George Wells stated: “I will always be grateful for my Morehouse education and the springboard it created for my career on Wall Street and in business, and I want to recognize that with this gift. Owning multiple works by Johnson and Thomas is like owning a piece of history to me. Their practices both showcase black resiliency and triumph but in different ways and from different gender perspectives. It is my hope that this gift will serve as an impetus for furthering racial equality within the art world during this exceptionally vulnerable time for Americans and race relations.”

Having begun their collection in 2018, George Wells and husband Manfred Rantner have built a collection of over 50 works of some of the most significant artists working today.

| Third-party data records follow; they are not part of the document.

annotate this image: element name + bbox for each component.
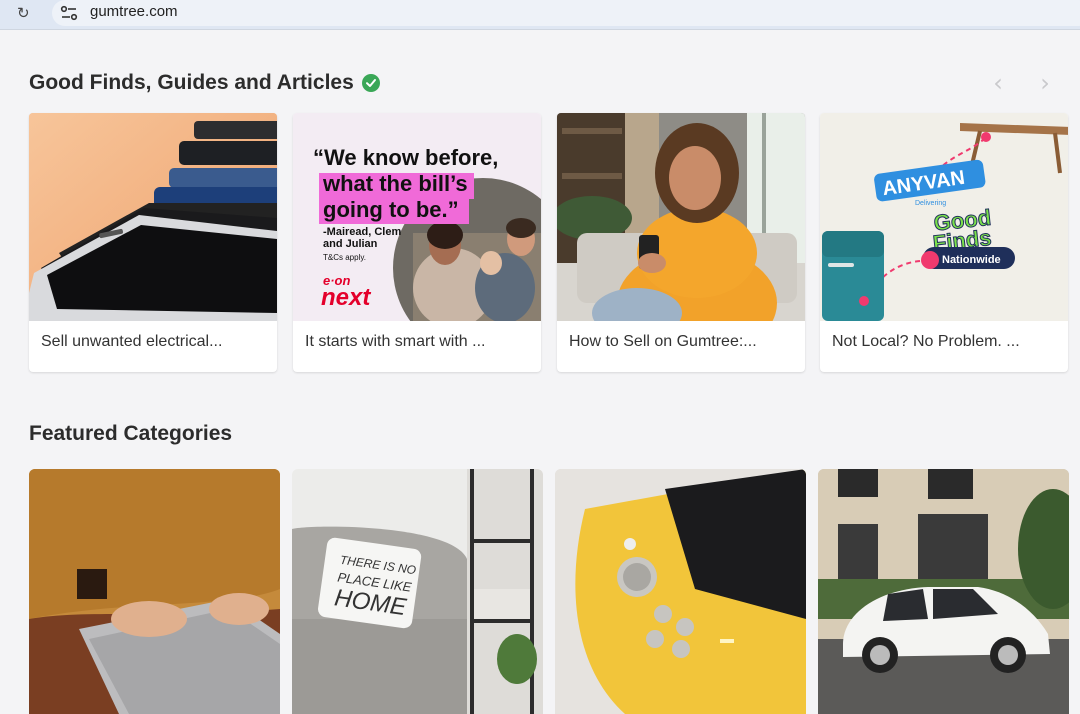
category-card-cars[interactable]: [818, 469, 1069, 714]
article-card-caption[interactable]: It starts with smart with ...: [305, 333, 485, 351]
article-card-caption[interactable]: How to Sell on Gumtree:...: [569, 333, 757, 351]
browser-toolbar: ↻ gumtree.com: [0, 0, 1080, 30]
armchair-home-photo: THERE IS NO PLACE LIKE HOME: [292, 469, 543, 714]
stacked-phones-photo: [29, 113, 277, 321]
address-bar[interactable]: gumtree.com: [52, 0, 1080, 26]
reload-icon[interactable]: ↻: [17, 4, 33, 22]
ad-quote-line-2: what the bill’s: [322, 171, 468, 196]
article-card-caption[interactable]: Sell unwanted electrical...: [41, 333, 222, 351]
ad-attribution-line-2: and Julian: [323, 238, 378, 250]
url-text[interactable]: gumtree.com: [90, 3, 178, 20]
eon-next-advert: “We know before, what the bill’s going t…: [293, 113, 541, 321]
ad-quote-line-3: going to be.”: [323, 197, 459, 222]
category-card-laptop[interactable]: [29, 469, 280, 714]
nationwide-badge: Nationwide: [942, 254, 1001, 266]
article-card-how-to-sell[interactable]: How to Sell on Gumtree:...: [557, 113, 805, 372]
section-title-categories: Featured Categories: [29, 422, 233, 445]
eon-next-logo: next: [321, 284, 371, 311]
article-card-caption[interactable]: Not Local? No Problem. ...: [832, 333, 1020, 351]
yellow-game-console-photo: [555, 469, 806, 714]
article-card-electricals[interactable]: Sell unwanted electrical...: [29, 113, 277, 372]
chevron-right-icon[interactable]: ›: [1035, 71, 1055, 96]
anyvan-subtitle: Delivering: [915, 200, 946, 207]
verified-check-icon: [362, 74, 380, 92]
woman-with-phone-photo: [557, 113, 805, 321]
site-settings-icon[interactable]: [60, 5, 78, 21]
category-card-home[interactable]: THERE IS NO PLACE LIKE HOME: [292, 469, 543, 714]
chevron-left-icon[interactable]: ‹: [988, 71, 1008, 96]
white-car-photo: [818, 469, 1069, 714]
category-card-gaming[interactable]: [555, 469, 806, 714]
ad-attribution-line-1: -Mairead, Clem: [323, 226, 401, 238]
section-title-articles: Good Finds, Guides and Articles: [29, 71, 354, 94]
ad-quote-line-1: “We know before,: [313, 145, 498, 170]
anyvan-good-finds-graphic: ANYVAN Delivering Good Finds Nationwide: [820, 113, 1068, 321]
article-card-not-local[interactable]: ANYVAN Delivering Good Finds Nationwide …: [820, 113, 1068, 372]
ad-tcs: T&Cs apply.: [323, 253, 366, 262]
article-card-smart[interactable]: “We know before, what the bill’s going t…: [293, 113, 541, 372]
laptop-typing-photo: [29, 469, 280, 714]
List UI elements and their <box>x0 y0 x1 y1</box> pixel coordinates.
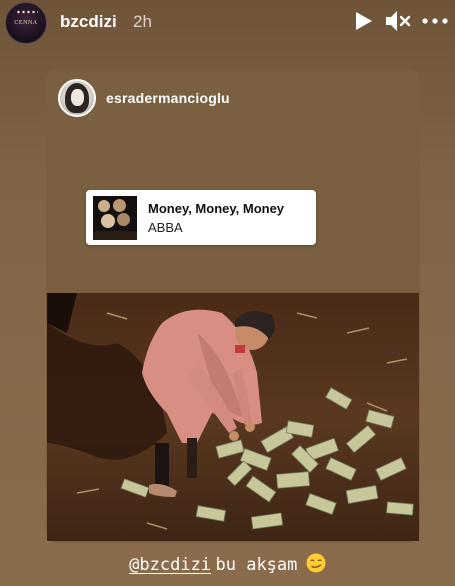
story-timestamp: 2h <box>133 12 152 31</box>
caption-mention[interactable]: @bzcdizi <box>129 555 211 575</box>
story-header: CENNA bzcdizi 2h <box>0 0 455 44</box>
story-username[interactable]: bzcdizi <box>60 12 117 32</box>
story-avatar[interactable]: CENNA <box>5 2 47 44</box>
album-art <box>93 196 137 240</box>
speaker-muted-icon[interactable] <box>385 9 411 33</box>
shared-post-username[interactable]: esradermancioglu <box>106 90 230 106</box>
song-artist: ABBA <box>148 220 183 235</box>
play-icon[interactable] <box>352 10 374 32</box>
song-title: Money, Money, Money <box>148 201 285 216</box>
photo-scene <box>47 293 419 541</box>
smirking-face-emoji-icon <box>306 553 326 573</box>
avatar-logo-text: CENNA <box>14 20 38 26</box>
story-caption: @bzcdizi bu akşam <box>0 553 455 575</box>
caption-text: bu akşam <box>215 555 298 575</box>
post-photo <box>47 293 419 541</box>
more-options-icon[interactable] <box>420 12 450 30</box>
shared-post-avatar[interactable] <box>58 79 96 117</box>
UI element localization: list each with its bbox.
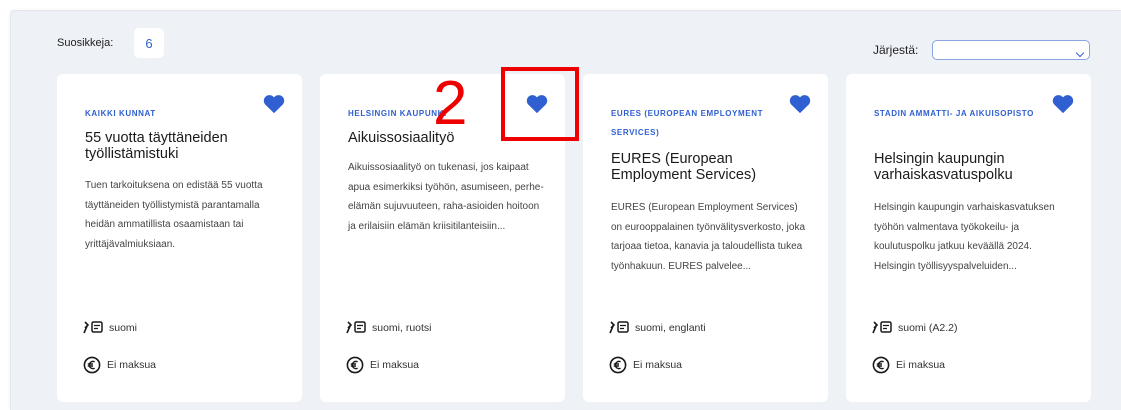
language-icon: [83, 321, 103, 334]
card-title[interactable]: 55 vuotta täyttäneiden työllistämistuki: [85, 130, 280, 162]
heart-icon[interactable]: [1052, 94, 1074, 114]
card-price: Ei maksua: [872, 356, 945, 374]
card-organization: KAIKKI KUNNAT: [85, 109, 156, 118]
card-title[interactable]: EURES (European Employment Services): [611, 151, 806, 183]
heart-icon[interactable]: [263, 94, 285, 114]
card-price: Ei maksua: [609, 356, 682, 374]
card-organization: STADIN AMMATTI- JA AIKUISOPISTO: [874, 109, 1034, 118]
favorites-label: Suosikkeja:: [57, 37, 114, 49]
card-languages-text: suomi, ruotsi: [372, 322, 432, 334]
service-card[interactable]: STADIN AMMATTI- JA AIKUISOPISTO Helsingi…: [846, 74, 1091, 402]
euro-icon: [346, 356, 364, 374]
card-price-text: Ei maksua: [633, 359, 683, 371]
service-card[interactable]: EURES (EUROPEAN EMPLOYMENT SERVICES) EUR…: [583, 74, 828, 402]
card-languages-text: suomi (A2.2): [898, 322, 958, 334]
euro-icon: [872, 356, 890, 374]
card-organization: EURES (EUROPEAN EMPLOYMENT SERVICES): [611, 109, 764, 137]
chevron-down-icon: [1075, 48, 1085, 58]
card-price-text: Ei maksua: [370, 359, 420, 371]
card-description: Helsingin kaupungin varhaiskasvatuksen t…: [874, 202, 1055, 272]
annotation-number: 2: [433, 69, 468, 138]
heart-icon[interactable]: [789, 94, 811, 114]
euro-icon: [609, 356, 627, 374]
card-description: Aikuissosiaalityö on tukenasi, jos kaipa…: [348, 162, 544, 232]
card-languages: suomi (A2.2): [872, 320, 958, 336]
sort-select[interactable]: [932, 40, 1090, 60]
favorites-count-badge: 6: [134, 28, 164, 58]
language-icon: [346, 321, 366, 334]
sort-label: Järjestä:: [873, 43, 919, 57]
card-price-text: Ei maksua: [107, 359, 157, 371]
card-languages-text: suomi: [109, 322, 138, 334]
language-icon: [609, 321, 629, 334]
card-description: Tuen tarkoituksena on edistää 55 vuotta …: [85, 180, 263, 250]
card-languages: suomi: [83, 320, 137, 336]
card-languages: suomi, ruotsi: [346, 320, 432, 336]
card-price-text: Ei maksua: [896, 359, 946, 371]
euro-icon: [83, 356, 101, 374]
card-price: Ei maksua: [83, 356, 156, 374]
service-card[interactable]: KAIKKI KUNNAT 55 vuotta täyttäneiden työ…: [57, 74, 302, 402]
annotation-highlight-box: [501, 67, 579, 141]
language-icon: [872, 321, 892, 334]
card-price: Ei maksua: [346, 356, 419, 374]
card-description: EURES (European Employment Services) on …: [611, 202, 806, 272]
card-title[interactable]: Helsingin kaupungin varhaiskasvatuspolku: [874, 151, 1069, 183]
card-languages-text: suomi, englanti: [635, 322, 706, 334]
card-languages: suomi, englanti: [609, 320, 706, 336]
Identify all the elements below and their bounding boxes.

The collection comprises a diverse group of emerging and established artists, many of whom have or are shaping the future of image-making today.

The collection is focused primarily on artists that are working towards an expanded notion of representation – one that encompasses art history, individual and shared cultural identity, personal narrative, materiality, and social and political critique. Ranging from photography to painting, from portraiture to abstraction, The Wells Collection offers a comprehensive look at the significant role art plays in a society that has undergone (and is undergoing) dramatic change.

Featuring work by McArthur Binion, Sam Gilliam, and Jack Whitten, the collection digs into the history of black artists working primarily in abstraction during the 1970s as well as others like Mary Corse and Gunther Forg who were at the forefront of pushing abstraction into more conceptual modes of making.

The collection highlights a younger generation of artists from diverse backgrounds, Charles Gaines, Rashid Johnson, Lauren Halsey, Nari Ward, Mandy El-Sayegh, Angel Otero, and Teresita Fernandez who have expanded their exploration of abstraction and conceptualism to incorporate diverse media and subject matter that ranges from the personal to the political to the environmental.

The collection also features artists who are known for their figurative work, inviting a more nuanced understanding of identity and subjectivity. Mickalene Thomas, Hernan Bas, Catherine Opie, Tyler Mitchell, and Wolfgang Tillmans are all known for making work that critiques traditional representation in order to make space for those often relegated to the margins.